Melalui program GEMILANG, Pegadaian memberi pembekalan yang dinilai praktis dan relevan dengan kebutuhan pelaku usaha. Materi disusun agar bisa langsung diterapkan untuk memperluas jangkauan pasar.
"Harapannya, ilmu yang diperoleh dalam kegiatan ini dapat langsung diterapkan sehingga produk UMKM binaan Pegadaian semakin memiliki nilai tambah dan mampu menjangkau pasar yang lebih luas," kata Agus.
Kegiatan dibuka Agus Riyadi bersama Kepala Dinas Perindustrian, Perdagangan, Koperasi dan UKM Provinsi Riau yang diwakili Kepala Bidang Koperasi dan UKM Ditha Mayasari. Turut hadir Deputi Bisnis PT Pegadaian Kantor Area Pekanbaru Satriya Bratawijaya.

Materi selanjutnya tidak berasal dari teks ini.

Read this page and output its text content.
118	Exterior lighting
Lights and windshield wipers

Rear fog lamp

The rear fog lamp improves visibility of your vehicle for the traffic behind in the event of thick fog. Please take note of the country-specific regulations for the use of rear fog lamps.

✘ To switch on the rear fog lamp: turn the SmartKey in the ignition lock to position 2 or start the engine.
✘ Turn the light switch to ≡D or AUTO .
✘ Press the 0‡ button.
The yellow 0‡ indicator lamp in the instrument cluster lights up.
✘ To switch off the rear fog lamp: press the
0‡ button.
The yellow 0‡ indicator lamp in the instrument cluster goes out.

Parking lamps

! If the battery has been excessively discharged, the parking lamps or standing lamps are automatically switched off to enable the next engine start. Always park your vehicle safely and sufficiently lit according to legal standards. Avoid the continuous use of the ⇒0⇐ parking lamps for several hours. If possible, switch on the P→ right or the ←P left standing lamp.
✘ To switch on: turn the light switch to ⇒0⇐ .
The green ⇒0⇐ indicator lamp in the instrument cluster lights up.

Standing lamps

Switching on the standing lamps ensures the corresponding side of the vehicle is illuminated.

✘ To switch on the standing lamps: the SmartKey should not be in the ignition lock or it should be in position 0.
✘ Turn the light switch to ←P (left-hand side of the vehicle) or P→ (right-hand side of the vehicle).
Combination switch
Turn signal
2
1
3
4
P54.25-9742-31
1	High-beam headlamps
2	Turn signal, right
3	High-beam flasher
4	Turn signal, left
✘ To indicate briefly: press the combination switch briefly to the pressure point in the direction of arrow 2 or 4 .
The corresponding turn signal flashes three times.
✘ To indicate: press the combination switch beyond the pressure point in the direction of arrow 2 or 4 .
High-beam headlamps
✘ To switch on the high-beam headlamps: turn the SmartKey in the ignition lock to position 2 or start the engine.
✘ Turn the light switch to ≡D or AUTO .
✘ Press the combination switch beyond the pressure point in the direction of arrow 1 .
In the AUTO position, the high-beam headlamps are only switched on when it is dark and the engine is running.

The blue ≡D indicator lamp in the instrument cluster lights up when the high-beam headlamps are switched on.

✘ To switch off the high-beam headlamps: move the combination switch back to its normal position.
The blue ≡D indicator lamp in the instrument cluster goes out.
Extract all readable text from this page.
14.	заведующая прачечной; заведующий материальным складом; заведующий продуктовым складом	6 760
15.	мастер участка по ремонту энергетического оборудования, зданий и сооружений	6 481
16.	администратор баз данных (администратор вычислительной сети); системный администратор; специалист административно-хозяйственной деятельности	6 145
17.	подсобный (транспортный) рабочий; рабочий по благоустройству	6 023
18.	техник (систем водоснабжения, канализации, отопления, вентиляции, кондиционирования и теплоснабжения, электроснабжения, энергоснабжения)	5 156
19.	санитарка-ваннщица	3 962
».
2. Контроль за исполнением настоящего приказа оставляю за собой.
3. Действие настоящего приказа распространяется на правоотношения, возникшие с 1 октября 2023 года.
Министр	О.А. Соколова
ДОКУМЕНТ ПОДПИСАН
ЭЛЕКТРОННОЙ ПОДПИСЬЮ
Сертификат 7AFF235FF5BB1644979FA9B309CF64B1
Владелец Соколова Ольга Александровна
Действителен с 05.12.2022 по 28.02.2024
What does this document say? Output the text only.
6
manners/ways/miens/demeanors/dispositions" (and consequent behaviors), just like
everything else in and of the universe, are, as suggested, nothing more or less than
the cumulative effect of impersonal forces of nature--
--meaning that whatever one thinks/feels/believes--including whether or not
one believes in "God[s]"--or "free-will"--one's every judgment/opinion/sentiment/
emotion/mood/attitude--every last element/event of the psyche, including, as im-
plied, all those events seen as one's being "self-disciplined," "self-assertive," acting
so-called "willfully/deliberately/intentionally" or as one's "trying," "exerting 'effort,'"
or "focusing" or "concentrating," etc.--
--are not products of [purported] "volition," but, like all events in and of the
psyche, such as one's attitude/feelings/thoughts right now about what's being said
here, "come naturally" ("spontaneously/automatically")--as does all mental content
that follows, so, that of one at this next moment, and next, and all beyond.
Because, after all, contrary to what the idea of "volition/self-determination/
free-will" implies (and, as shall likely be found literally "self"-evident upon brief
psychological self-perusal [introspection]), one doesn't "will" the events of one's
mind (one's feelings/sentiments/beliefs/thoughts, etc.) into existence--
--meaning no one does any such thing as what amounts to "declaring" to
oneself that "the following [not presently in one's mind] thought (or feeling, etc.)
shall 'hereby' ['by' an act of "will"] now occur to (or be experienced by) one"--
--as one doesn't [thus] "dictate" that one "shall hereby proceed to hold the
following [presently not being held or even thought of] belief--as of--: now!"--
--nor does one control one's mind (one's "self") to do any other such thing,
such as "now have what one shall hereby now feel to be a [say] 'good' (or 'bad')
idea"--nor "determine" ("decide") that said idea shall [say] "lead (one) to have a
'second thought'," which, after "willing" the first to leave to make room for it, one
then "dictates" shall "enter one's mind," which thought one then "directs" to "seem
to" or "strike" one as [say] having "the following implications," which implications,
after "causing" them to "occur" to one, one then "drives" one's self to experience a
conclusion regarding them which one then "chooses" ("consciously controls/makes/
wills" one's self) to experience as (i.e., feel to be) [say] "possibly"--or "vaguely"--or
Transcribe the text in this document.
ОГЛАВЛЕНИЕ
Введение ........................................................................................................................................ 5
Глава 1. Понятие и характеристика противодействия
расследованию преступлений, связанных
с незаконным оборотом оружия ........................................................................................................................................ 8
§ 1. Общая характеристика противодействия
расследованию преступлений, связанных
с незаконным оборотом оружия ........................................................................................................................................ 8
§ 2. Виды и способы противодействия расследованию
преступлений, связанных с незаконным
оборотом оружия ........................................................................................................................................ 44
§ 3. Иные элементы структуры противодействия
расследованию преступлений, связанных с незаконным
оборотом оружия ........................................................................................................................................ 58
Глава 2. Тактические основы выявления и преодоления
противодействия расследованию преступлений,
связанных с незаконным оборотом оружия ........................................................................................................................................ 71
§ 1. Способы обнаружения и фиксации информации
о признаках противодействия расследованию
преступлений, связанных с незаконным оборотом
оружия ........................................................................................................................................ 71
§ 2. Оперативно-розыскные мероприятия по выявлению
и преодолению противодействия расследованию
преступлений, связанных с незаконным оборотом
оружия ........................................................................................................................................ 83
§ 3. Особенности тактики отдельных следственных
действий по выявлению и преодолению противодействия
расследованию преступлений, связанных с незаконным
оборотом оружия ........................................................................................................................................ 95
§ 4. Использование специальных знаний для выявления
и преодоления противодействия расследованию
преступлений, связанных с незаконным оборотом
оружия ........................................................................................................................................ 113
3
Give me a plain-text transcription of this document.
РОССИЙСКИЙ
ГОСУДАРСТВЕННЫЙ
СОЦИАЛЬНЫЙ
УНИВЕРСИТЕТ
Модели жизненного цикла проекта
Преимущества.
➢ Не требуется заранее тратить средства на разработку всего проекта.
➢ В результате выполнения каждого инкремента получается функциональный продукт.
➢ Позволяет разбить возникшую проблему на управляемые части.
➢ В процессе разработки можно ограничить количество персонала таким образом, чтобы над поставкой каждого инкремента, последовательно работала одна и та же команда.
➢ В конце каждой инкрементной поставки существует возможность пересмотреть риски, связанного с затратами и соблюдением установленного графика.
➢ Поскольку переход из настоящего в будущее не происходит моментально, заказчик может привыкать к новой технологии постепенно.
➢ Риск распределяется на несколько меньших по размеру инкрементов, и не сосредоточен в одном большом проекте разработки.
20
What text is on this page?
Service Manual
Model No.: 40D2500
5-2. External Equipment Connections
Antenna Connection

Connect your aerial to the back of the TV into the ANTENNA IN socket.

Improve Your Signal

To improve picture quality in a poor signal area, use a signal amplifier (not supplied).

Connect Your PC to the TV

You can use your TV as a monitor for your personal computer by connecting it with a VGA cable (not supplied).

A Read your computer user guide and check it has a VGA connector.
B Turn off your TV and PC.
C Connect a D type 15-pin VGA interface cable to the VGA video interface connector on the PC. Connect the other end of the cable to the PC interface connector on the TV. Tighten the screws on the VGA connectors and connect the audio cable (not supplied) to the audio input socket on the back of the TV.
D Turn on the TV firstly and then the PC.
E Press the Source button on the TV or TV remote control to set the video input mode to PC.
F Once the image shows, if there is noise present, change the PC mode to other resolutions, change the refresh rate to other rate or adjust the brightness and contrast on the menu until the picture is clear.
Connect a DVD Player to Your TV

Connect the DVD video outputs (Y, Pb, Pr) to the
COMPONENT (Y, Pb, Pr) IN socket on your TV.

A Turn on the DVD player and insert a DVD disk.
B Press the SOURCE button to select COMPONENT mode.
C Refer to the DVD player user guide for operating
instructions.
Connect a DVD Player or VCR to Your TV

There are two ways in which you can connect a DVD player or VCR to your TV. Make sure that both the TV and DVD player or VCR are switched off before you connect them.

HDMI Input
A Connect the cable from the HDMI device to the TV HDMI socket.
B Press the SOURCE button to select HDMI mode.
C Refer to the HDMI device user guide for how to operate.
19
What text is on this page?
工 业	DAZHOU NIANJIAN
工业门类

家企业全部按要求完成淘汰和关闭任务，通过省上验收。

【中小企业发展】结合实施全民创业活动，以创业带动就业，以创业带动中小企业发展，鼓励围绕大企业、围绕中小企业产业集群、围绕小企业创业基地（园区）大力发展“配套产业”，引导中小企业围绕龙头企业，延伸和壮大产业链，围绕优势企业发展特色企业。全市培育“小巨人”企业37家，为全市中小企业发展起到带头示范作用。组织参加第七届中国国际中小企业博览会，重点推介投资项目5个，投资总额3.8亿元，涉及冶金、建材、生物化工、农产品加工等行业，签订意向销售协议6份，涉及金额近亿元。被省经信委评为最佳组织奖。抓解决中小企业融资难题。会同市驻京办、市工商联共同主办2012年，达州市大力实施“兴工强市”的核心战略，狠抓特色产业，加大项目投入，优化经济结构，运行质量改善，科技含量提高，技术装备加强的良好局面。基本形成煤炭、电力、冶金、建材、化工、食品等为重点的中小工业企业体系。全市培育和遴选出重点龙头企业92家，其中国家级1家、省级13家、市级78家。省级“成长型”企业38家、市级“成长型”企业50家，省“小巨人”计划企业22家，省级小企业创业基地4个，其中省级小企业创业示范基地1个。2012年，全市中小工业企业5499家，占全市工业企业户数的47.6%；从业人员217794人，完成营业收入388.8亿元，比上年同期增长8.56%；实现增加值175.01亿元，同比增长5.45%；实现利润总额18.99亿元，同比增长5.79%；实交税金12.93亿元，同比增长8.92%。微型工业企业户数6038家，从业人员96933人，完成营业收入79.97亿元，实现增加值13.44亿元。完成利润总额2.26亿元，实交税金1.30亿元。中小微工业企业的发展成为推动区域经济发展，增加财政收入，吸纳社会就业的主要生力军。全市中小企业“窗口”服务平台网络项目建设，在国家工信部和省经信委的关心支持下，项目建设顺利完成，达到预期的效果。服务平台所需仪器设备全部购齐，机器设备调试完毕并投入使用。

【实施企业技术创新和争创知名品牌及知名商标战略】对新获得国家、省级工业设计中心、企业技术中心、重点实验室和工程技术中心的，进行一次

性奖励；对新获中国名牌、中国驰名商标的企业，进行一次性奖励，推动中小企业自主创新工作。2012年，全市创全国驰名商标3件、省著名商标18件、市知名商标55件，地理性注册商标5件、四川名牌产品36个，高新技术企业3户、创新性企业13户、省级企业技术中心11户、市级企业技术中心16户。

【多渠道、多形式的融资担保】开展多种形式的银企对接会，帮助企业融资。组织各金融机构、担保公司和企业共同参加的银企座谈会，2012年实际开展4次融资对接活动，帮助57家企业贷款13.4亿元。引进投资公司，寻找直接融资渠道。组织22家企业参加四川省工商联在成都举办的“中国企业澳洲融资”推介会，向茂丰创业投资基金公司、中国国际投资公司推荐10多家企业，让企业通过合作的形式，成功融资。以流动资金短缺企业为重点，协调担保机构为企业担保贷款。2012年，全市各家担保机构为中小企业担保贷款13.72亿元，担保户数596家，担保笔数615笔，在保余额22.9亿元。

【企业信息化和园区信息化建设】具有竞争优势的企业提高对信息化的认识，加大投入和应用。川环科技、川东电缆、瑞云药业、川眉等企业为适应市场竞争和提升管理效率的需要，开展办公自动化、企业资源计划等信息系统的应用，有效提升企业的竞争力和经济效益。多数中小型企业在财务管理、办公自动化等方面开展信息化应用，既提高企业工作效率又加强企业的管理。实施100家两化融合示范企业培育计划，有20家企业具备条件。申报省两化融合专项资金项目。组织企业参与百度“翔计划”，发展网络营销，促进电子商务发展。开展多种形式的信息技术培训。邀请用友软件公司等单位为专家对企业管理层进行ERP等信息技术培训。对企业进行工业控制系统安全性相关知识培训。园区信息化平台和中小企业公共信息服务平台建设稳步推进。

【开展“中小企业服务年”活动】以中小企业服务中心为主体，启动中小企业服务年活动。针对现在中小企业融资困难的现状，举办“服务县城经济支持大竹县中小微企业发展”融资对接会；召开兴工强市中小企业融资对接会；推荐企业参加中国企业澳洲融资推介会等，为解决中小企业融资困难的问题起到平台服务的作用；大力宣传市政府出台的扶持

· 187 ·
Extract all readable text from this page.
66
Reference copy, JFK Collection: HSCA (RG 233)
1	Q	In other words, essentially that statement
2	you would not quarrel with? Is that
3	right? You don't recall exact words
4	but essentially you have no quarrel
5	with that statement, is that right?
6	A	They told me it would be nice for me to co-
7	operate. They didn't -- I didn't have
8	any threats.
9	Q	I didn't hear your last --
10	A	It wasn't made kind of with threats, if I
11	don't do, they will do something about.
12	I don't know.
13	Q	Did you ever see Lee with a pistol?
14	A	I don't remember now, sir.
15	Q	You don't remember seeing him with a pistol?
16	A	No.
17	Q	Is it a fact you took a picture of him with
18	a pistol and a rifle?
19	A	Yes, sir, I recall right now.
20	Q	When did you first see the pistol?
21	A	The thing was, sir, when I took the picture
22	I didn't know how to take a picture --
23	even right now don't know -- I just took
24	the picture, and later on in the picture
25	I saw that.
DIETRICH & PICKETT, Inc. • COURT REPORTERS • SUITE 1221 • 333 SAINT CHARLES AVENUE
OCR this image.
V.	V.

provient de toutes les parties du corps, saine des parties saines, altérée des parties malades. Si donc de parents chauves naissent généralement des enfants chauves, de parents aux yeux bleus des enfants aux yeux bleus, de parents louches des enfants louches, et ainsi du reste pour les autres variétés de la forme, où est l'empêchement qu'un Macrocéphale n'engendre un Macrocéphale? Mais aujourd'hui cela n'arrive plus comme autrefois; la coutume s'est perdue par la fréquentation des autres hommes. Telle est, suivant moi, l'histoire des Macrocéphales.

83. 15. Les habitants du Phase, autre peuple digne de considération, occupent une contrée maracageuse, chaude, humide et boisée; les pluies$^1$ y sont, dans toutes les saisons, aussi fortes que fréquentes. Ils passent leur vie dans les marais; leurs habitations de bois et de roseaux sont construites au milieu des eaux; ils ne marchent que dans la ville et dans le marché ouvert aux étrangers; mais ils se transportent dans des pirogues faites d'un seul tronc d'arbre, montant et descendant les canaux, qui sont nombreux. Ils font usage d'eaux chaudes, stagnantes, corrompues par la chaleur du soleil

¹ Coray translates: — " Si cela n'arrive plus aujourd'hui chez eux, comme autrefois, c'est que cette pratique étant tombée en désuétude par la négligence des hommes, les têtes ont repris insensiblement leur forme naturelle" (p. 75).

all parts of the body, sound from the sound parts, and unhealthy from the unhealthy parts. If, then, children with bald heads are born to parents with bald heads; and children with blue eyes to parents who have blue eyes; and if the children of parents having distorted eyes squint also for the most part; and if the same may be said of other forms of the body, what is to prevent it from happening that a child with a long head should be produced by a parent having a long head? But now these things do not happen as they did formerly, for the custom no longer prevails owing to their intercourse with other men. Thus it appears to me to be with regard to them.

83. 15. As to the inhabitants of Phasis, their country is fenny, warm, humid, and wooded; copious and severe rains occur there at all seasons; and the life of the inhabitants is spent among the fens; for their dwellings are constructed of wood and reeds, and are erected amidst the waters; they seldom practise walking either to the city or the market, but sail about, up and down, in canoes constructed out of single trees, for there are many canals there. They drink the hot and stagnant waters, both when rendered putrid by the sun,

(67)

Pemprov Riau Dorong Kolaborasi Pemberdayaan Berkelanjutan
Ditha Mayasari mengapresiasi langkah Pegadaian memberi edukasi dan pendampingan kepada pelaku UMKM. Menurutnya, penguatan packaging, branding, dan legalitas merek menjadi modal bersaing di tengah pasar yang makin ketat.
"Produk yang berkualitas perlu didukung dengan kemasan yang menarik, branding yang kuat, dan legalitas merek yang jelas. Hal ini menjadi salah satu modal bagi UMKM untuk meningkatkan kepercayaan konsumen dan mengembangkan pasar," ujar Ditha.
Ditha mendorong penguatan kolaborasi antara pemerintah daerah, dunia usaha, dan pelaku UMKM lewat program pemberdayaan yang berkelanjutan. Dia berharap kegiatan serupa menjangkau lebih banyak pelaku usaha.
Materi Pelatihan dan Rencana Lanjutan
Dalam pelatihan tersebut, 30 UMKM binaan dari berbagai sektor usaha mendapat pemahaman soal fungsi packaging dalam meningkatkan daya tarik produk. Peserta juga dibekali materi branding sebagai identitas usaha serta pendaftaran merek untuk melindungi aset usaha.
Selain materi utama, GEMILANG menjadi ruang bagi pelaku UMKM memahami pengembangan produk yang lebih sesuai kebutuhan pasar. Penguatan ini diharapkan membantu pelaku usaha mempertahankan keberlangsungan bisnis sekaligus menyiapkan diri naik skala.
Pegadaian menyatakan akan melanjutkan pengembangan UMKM melalui edukasi, pendampingan, dan kolaborasi dengan pemangku kepentingan. Program GEMILANG diharapkan menjadi wadah berkelanjutan bagi UMKM binaan untuk memperkuat daya saing dan membuka akses pasar lebih luas.